Cloud Seeding Cannot Alleviate Air Pollution
Cloud Seeding Cannot Alleviate Air Pollution

Cloud seeding projects are primarily aimed at increasing rainfall in Iran and cannot directly help alleviate air pollution, said an official at the National Cloud Seeding Research Center. 

However, the method had been lately proposed to help improve Tehran's air quality. 

Farid Golkar, the head of NCSRC, asserted that the technique can amplify the positive effects of rainfall in improving air quality but maintained that the idea is not practical, as the capital is not currently experiencing precipitation, ANA reported. 

"Besides, it is not easy to obtain flight permits in Tehran due to its busy air traffic and high peaks, as well as a multitude of no-fly zones," he said. 

Golkar added that Tehran's climatic conditions are unique and directly affected by pollutants that can even change the natural process of rainfall. 

"This makes the implementation of cloud seeding difficult in the metropolis," he said.

The project was implemented in Tehran two years ago, but never again. 

Based on calculations in that year, a single sortie, including aircraft's rent and fuel, insurance and seeding material, cost 1.2 billion rials ($31,400).

"It's probably more expensive now," he added.

-- Funding Challenges

The center currently has rented two aircrafts for the purpose, all the costs of which have so far been paid by the airline company, which he did not name. 

"We're not sure how long we can keep trying if we don't receive a budget," he said.  

Morteza Eftekhari, the head of Iran's Water Research Institute, had earlier complained about the lack of funds and said out of the 100 billion rials ($2.5 million) earmarked in the budget, only 12 billion rials ($308,000) were allocated to the project last year.

Cloud seeding, a form of weather modification, is a way of attempting to change the amount or type of precipitation by dispersing substances into the air that serve as cloud condensation or ice nuclei, which alter the cloud's microphysical processes. 

Like other forms of weather modification, cloud seeding has drawn its fair share of criticisms. The practice has been controversial since it was invented in 1946 by American chemist Vincent Schaefer. 
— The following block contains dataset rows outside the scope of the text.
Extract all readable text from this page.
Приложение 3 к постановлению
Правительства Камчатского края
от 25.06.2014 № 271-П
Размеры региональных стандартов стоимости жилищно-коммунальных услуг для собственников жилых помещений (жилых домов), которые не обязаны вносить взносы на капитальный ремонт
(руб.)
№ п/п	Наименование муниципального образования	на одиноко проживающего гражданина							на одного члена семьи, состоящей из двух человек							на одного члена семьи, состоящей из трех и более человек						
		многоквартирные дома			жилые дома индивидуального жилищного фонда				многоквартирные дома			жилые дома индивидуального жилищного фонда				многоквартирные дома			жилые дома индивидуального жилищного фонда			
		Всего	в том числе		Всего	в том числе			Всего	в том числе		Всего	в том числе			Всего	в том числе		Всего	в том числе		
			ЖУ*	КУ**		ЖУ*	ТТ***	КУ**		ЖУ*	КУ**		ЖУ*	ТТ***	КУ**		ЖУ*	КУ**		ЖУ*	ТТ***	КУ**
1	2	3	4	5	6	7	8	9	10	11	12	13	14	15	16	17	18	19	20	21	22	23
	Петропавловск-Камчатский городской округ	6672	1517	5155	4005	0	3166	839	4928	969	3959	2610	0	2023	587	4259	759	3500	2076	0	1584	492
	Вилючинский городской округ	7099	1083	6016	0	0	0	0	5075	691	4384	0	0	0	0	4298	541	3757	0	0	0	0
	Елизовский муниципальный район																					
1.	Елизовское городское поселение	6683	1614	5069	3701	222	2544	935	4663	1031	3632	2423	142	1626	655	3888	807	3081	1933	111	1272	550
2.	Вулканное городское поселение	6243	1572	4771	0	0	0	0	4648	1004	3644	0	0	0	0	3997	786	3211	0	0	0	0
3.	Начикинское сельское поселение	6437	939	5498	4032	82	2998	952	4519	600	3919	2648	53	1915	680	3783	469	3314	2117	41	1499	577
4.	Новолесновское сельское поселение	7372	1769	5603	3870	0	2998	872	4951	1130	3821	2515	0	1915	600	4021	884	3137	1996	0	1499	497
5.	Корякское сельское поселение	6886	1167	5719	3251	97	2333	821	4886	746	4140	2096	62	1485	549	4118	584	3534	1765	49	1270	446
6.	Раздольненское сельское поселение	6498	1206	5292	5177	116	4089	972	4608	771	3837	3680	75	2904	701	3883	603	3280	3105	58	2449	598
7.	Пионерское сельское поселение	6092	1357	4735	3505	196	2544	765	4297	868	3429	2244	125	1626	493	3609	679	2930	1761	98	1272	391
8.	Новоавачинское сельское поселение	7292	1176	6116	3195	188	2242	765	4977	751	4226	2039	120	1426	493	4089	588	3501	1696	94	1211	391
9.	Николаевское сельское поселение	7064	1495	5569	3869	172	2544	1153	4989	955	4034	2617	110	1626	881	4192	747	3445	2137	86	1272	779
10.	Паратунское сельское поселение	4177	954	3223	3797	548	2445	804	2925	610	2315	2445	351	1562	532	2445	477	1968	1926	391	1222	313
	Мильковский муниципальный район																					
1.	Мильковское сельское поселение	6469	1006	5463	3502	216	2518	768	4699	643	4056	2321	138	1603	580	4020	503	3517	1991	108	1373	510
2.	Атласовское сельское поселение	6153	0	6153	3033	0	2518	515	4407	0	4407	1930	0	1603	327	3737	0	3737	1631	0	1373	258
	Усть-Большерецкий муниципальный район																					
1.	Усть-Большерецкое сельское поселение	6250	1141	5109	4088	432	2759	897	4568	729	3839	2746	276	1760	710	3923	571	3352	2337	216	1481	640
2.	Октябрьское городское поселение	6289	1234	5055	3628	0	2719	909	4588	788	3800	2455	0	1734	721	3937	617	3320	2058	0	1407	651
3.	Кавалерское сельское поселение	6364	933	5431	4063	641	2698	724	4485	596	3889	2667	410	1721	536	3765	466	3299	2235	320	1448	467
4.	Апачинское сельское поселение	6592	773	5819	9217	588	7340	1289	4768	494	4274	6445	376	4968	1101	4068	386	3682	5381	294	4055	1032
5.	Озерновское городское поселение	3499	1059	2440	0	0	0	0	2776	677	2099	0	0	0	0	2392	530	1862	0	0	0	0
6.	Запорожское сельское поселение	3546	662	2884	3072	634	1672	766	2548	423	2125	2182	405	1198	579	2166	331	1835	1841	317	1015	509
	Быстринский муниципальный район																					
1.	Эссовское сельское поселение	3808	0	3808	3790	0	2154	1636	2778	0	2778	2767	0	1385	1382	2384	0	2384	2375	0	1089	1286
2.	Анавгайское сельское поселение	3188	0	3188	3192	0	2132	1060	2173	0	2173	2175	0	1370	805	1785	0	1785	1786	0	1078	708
“There’s little dispute that if you can actually get the seeding material inside the clouds, it will enhance precipitation,” Dan Breed, a scientist with the US National Center for Atmospheric Research, was quoted as saying by Bloomberg in an article published in 2015. 

“The question is, by how much? Just as it’s hard to predict the weather, it’s hard to really know if you’ve made it rain or not."